BÉATRICE.—Un oiseau de mon babil vaut mieux qu'un animal du vôtre.

BÉNÉDICK.—Je voudrais bien que mon cheval eût la vitesse de votre langue et votre longue haleine.—Allons, au nom de Dieu, allez votre train; moi j'ai fini.

BÉATRICE.—Vous finissez toujours par quelque algarade de rosse; je vous connais de loin.

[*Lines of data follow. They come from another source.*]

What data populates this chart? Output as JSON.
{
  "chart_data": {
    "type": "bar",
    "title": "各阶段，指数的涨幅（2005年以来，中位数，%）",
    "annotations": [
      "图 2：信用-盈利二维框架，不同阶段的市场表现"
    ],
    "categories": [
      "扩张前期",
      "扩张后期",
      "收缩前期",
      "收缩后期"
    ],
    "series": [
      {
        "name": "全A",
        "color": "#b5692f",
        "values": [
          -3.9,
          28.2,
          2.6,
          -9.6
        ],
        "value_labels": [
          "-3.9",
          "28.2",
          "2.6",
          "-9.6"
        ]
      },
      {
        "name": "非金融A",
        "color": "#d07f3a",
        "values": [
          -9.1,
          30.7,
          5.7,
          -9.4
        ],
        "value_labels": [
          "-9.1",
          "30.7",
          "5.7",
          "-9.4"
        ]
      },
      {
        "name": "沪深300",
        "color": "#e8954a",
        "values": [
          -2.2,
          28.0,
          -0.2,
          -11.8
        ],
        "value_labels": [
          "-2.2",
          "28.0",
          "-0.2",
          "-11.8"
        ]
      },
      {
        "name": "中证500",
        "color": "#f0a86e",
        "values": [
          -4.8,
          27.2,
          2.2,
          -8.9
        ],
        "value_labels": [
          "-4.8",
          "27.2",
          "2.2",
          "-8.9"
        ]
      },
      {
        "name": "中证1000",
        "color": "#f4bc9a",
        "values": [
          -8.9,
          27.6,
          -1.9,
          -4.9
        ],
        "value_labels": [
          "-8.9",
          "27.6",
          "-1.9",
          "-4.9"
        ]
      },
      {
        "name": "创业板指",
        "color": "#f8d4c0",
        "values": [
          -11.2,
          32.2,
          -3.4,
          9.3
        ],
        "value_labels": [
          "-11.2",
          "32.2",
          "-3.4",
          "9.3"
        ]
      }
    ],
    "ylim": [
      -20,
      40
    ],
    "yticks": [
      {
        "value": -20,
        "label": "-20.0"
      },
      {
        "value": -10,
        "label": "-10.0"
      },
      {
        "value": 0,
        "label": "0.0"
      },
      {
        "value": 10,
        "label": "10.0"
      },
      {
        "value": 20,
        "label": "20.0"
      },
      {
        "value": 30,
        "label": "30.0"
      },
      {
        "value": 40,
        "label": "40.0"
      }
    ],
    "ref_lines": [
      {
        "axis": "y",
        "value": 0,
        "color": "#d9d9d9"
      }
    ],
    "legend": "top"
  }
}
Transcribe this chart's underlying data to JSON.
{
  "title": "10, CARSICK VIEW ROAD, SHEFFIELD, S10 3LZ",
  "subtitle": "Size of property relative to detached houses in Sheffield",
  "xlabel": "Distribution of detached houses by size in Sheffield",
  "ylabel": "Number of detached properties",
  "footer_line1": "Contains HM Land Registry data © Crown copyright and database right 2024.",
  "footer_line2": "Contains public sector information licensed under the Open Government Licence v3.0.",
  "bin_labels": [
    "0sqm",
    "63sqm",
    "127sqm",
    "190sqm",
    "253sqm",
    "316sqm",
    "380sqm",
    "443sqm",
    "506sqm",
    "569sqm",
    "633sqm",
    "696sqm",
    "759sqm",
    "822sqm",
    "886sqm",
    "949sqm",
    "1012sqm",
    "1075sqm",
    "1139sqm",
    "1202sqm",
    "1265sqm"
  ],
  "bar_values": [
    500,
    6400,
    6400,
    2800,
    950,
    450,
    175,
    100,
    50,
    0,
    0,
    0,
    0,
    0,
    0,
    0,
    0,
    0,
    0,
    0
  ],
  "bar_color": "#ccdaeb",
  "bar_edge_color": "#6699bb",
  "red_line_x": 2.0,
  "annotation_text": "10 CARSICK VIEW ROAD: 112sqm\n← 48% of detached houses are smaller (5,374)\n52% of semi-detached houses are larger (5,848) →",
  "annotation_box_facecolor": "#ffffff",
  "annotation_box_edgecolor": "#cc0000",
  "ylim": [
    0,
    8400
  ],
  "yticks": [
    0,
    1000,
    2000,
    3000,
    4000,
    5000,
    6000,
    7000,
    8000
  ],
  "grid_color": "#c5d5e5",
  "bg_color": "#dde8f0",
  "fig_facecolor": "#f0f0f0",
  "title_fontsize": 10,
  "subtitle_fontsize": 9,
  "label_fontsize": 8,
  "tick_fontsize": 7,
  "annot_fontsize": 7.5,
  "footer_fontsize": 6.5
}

DON PÈDRE.—Voici le résumé de notre entretien.—Seigneur Claudio et seigneur Bénédick, mon digne ami Léonato vous a tous invités. Je lui dis que nous resterons ici au moins un mois; il prie le sort d'amener quelque événement qui puisse nous y retenir davantage. Je jurerais qu'il n'est point hypocrite et qu'il le désire du fond de son coeur.

LÉONATO.—Si vous le jurez, monseigneur, vous ne serez point parjure. (A don Juan.)—Souffrez que je vous félicite, seigneur: puisque vous êtes réconcilié au prince votre frère, je vous dois tous mes hommages.

DON JUAN.—Je vous remercie: je ne suis point un homme à longs discours; je vous remercie.

LÉONATO.—Plaît-il à Votre Altesse d'ouvrir la marche?

DON PÈDRE.—Léonato, donnez-moi la main; nous irons ensemble.